Madison's Futile Argument
"Madison’s Audience" by Larry D. Kramer, in Harvard Law Review (Jan. 1999), Gannett House, 1511 Massachusetts Ave., Cambridge, Mass. 02138.
Historians and legal scholars seeking to understand the intent of the Framers of the Constitution have long looked to James Madison’s Federalist No. 10, in which he argued that the "mischief of faction" could be overcome through enlargement of the Republic and the proliferation of interests. They have assumed that his brilliant argument decisively shaped the founding document. But Kramer, a New York University Law School professor, argues that Madison’s theory "played essentially no role" at all in the making of the Constitution.

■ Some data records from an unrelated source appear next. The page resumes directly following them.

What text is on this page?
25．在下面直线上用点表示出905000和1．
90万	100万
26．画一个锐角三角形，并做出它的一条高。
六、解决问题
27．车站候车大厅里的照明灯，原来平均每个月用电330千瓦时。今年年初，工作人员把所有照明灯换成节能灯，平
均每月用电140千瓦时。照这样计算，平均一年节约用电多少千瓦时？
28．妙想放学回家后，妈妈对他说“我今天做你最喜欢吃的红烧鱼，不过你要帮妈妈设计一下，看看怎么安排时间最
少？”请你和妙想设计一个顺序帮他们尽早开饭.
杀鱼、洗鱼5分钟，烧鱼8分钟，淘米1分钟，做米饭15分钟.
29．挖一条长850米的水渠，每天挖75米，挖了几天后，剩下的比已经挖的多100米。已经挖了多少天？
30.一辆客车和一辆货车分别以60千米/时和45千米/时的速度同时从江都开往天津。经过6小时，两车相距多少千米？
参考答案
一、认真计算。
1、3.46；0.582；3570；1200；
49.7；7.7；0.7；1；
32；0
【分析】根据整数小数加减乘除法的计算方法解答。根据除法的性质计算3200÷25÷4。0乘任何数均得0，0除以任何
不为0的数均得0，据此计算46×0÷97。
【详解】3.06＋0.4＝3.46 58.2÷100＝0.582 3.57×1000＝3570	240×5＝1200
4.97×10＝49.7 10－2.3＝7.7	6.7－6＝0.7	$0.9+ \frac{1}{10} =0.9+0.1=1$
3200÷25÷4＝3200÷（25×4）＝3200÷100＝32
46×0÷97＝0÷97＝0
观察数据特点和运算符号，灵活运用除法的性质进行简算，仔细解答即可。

The Virginian began to conceive his novel ideas in 1786, the year before the Constitutional Convention. His thinking came in two stages. First, after examining six systems of government, he concluded that all had the same fatal weakness: too little central authority. To prevent encroachments by the states, he decided, the federal government would need independence as well as a veto over all state laws. Then, in April 1787, a month before the convention, he formed the idea of an "extended republic" that would later provide the substance of Federalist No. 10: that the very size of the Union would create a Congress of such variety that no faction could dominate, and which could therefore be able, by use of the veto, to dispassionately screen out bad laws produced in states where a factious majority did reign. The national veto was the key to Madison’s whole scheme.
Although "the idea that society consists ...of a multiplicity of competing interests is practically axiomatic today," Kramer notes, it wasn’t in the 18th century, when society was usually conceived as "an organic entity" made up of a few "discrete orders or estates." By making faction the basic social force and its regulation " ‘ the principal task’ " of government, Madison was performing "an intellectual feat of considerable originality," Kramer notes. It is the idea that led many later observers to conclude that the Framers were taking a bold leap into modernity.
But only George Washington even knew about Madison’s theory before the convention, Kramer says. Madison tried to make the case for it in Philadelphia, but he was a poor orator with a weak voice. And his theory "was simply over the heads" of most delegates. "Madison repeatedly presented his theory in the early weeks of the Convention to silence and incomprehension. Thoughtful, vigorous exchanges among the delegates were common, including between Madison and others, but never on [his new ideas], which were simply ignored. . . . With rare exceptions, other notetakers neglected or misrecorded what Madison said in this regard, and other speakers—including Madison’s ostensible allies and supporters—continued to make points either uninfluenced by or inconsistent with Madison’s theory.... Madison lost every proposal he made based on it." He left the convention discouraged.
What the Framers did that summer in Philadelphia, they "did without Madison’s theory," Kramer concludes. Nor did Federalist No. 10 have any significant effect on the ratification of the Constitution. It was not widely read, and its "excessively dry and academic style of writing" further diminished its impact. After ratification, Madison abandoned his argument, and his essay "simply vanished" until 20th-century scholars rediscovered it. They have used it to justify the expansion of federal powers, "usually at the expense of the states," writes Kramer. "If the Constitution embodies Madison’s theory it has come to do so only . . . as a reflection of our present intellectual tastes."